Rules:          22 NYCRR §100.5(b)(2)




         A judge states that a tax exempt, not-for-profit corporation, whose sole concern appears to be health care, wishes to establish an institute for research of substance abuse. The corporation’s president intends to recommend to the board of directors that the institute be named after the inquiring judge. The president states that this action is to honor the judge as a pioneer in drug education in the area and as one who has been recognized by various alcohol and substance abuse groups for this work.

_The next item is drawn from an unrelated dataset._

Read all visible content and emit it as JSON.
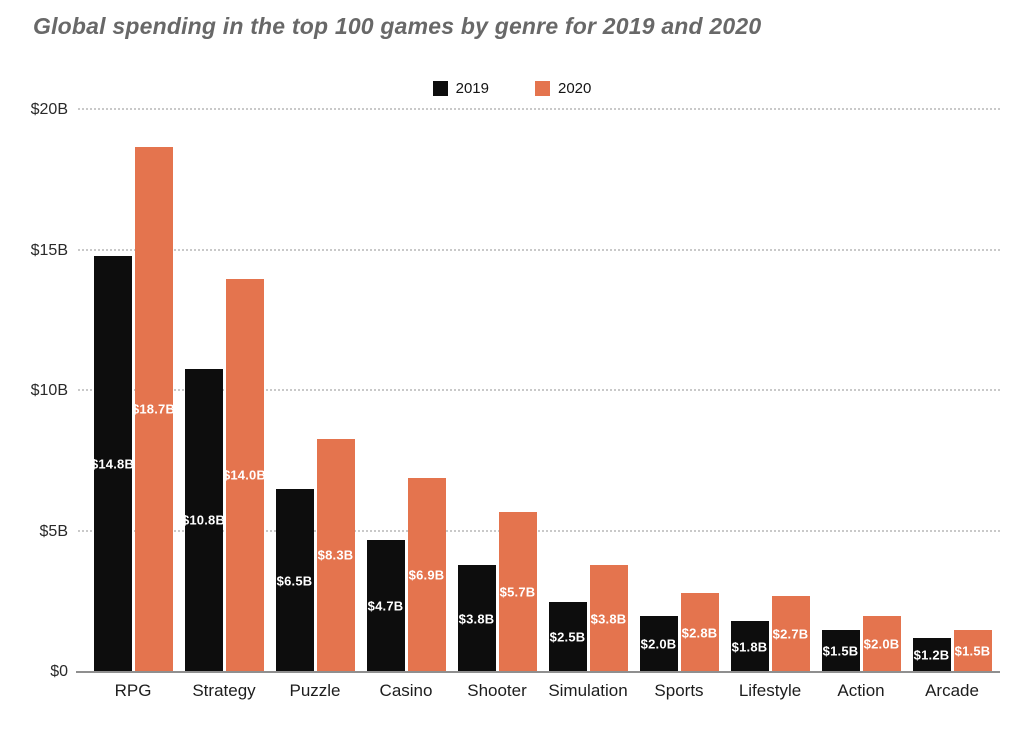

         While there is no specific proscription to having an institute named after a judge, section 100.5(b)(2) of the Rules of the Chief Administrator confirm an implicit interdiction. Section 100.5(b)(2) provides:


No, judge shall solicit funds for any educational, religious, charitable, fraternal or civic organization, purpose, but may be listed as an officer, director or trustee of such an organization, provided, however, that no such listing shall be used in connection with any solicitation of funds. No judge shall be a speaker or the guest of honor to an organization’s fundraising events, but he or she may attend such events. Nothing in this Part shall be deemed to prohibit a judge from being a speaker or guest of honor at a bar association or law school function.


         Although the president of the corporation has promised not to use the judge’s title in the corporation’s solicitation, it would be impossible to raise funds for the organization without using the judge’s name, if the judge’s name is part of the institution’s name. Accordingly, the judge should not consent to having the institute named after the judge, as this would be a violation of the prohibition against fundraising.